Patrick Stewart leads this ensemble comedy from 2015. A group of New Yorkers become trapped in a lift on Christmas Eve. Christmas Eve is teeth-clenchingly bad. From its eye-rolling premise to its cliched characters and even down to the inauthentic look of New York (it was actually shot in Bulgaria). It's difficult to care about any of the characters when they are so dull and as such the film’s depth is little more than a small puddle of crocodile tears. You hope and pray that the lift’s mechanisms break and every single character drops to their death.
The Christmas Tree
Sally Field’s directorial debut saw her take the reigns of this made-for-television Christmas drama that she also co-wrote. A Christmas Tree is the subject of the film as New York’s Rockefeller Center’s gardener wants to fell a tree for their display but the problem is that the tree has been being tended to by an elderly nun for years. Julie Harris plays the nun in such a delightfully earnest way that it would be very easy to see Field actually playing that role herself. Andrew McCarthy’s Richard Reilly performance is one that has a slow build to it. He isn’t instantly likeable or hateable. Yet as time goes on his performance starts to open up and out comes a tender character that benefits from the double-hander with Harris opposite. Back in 1996, made-for-television movies were very rarely a good thing. This is one of those times where a film breaks free of those shackles. Sadly, this film seems to have drifted out of all recognition.

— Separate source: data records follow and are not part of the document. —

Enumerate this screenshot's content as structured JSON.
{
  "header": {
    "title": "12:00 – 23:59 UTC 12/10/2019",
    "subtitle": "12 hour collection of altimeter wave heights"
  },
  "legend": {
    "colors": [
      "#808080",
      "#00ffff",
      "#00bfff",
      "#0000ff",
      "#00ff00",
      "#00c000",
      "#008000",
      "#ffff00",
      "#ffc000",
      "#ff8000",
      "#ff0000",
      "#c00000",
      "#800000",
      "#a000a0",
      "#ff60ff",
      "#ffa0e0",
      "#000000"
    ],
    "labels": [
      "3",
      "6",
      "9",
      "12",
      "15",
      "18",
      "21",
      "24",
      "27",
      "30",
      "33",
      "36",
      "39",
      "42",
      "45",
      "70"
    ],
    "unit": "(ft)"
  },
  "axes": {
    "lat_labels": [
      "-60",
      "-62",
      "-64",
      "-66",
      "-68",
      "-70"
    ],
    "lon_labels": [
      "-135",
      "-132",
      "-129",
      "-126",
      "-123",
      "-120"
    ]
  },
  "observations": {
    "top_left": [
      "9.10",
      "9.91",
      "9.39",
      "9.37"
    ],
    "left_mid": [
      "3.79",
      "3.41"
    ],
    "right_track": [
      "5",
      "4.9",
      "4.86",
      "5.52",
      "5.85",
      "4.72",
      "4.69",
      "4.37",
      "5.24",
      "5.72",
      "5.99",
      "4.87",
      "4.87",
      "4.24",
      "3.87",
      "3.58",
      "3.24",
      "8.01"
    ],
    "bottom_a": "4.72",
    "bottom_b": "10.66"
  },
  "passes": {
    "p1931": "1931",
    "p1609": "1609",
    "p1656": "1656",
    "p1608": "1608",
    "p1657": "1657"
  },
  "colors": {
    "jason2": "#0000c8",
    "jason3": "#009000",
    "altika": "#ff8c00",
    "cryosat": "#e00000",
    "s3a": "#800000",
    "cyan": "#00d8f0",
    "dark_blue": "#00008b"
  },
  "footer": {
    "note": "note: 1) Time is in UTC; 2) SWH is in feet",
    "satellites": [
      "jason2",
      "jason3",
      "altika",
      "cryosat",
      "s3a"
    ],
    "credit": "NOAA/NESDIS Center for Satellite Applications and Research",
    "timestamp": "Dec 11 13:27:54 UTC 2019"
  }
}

John Waters reteams with Divine for another appalling yet riotously funny comedy. This time Divine plays delinquent high-school student Dawn Davenport who, after being told by her parents she won’t be getting the shoes she wants, proceeds to wreck Christmas and then flees the house. She is raped by a lecherous man and months later gives birth to a bratty child Taffy. Together they embark on a life of crime. If you thought Pink Flamingos was grotesque then you ain’t seen nothing until watching Female Trouble. Rougher, dirtier and funnier than most of Waters/Divine’s collaborations. Christmas has never been so shocking.
Before Deadpool and even before Green Lantern, Ryan Reynolds made a film where he dressed in a latex suit. Only this time it was a fat latex suit. He plays Chris Brander, an ex-fatty, who returns home for Christmas and comes face-to-face with his old high school crush. This is actually one of Reynold’s best performances as he plays Brander as a lecherous womaniser who suddenly sees the error of his ways. The interplay between Reynolds and Anna Faris’ Samantha is hilarious throughout and Amy Smart, as Jamie, gets in on the act as well. This “it’s what’s on the inside that counts” film has plenty of slapstick comedy and a few gross-out moments too to ensure that the path to true love can be painful.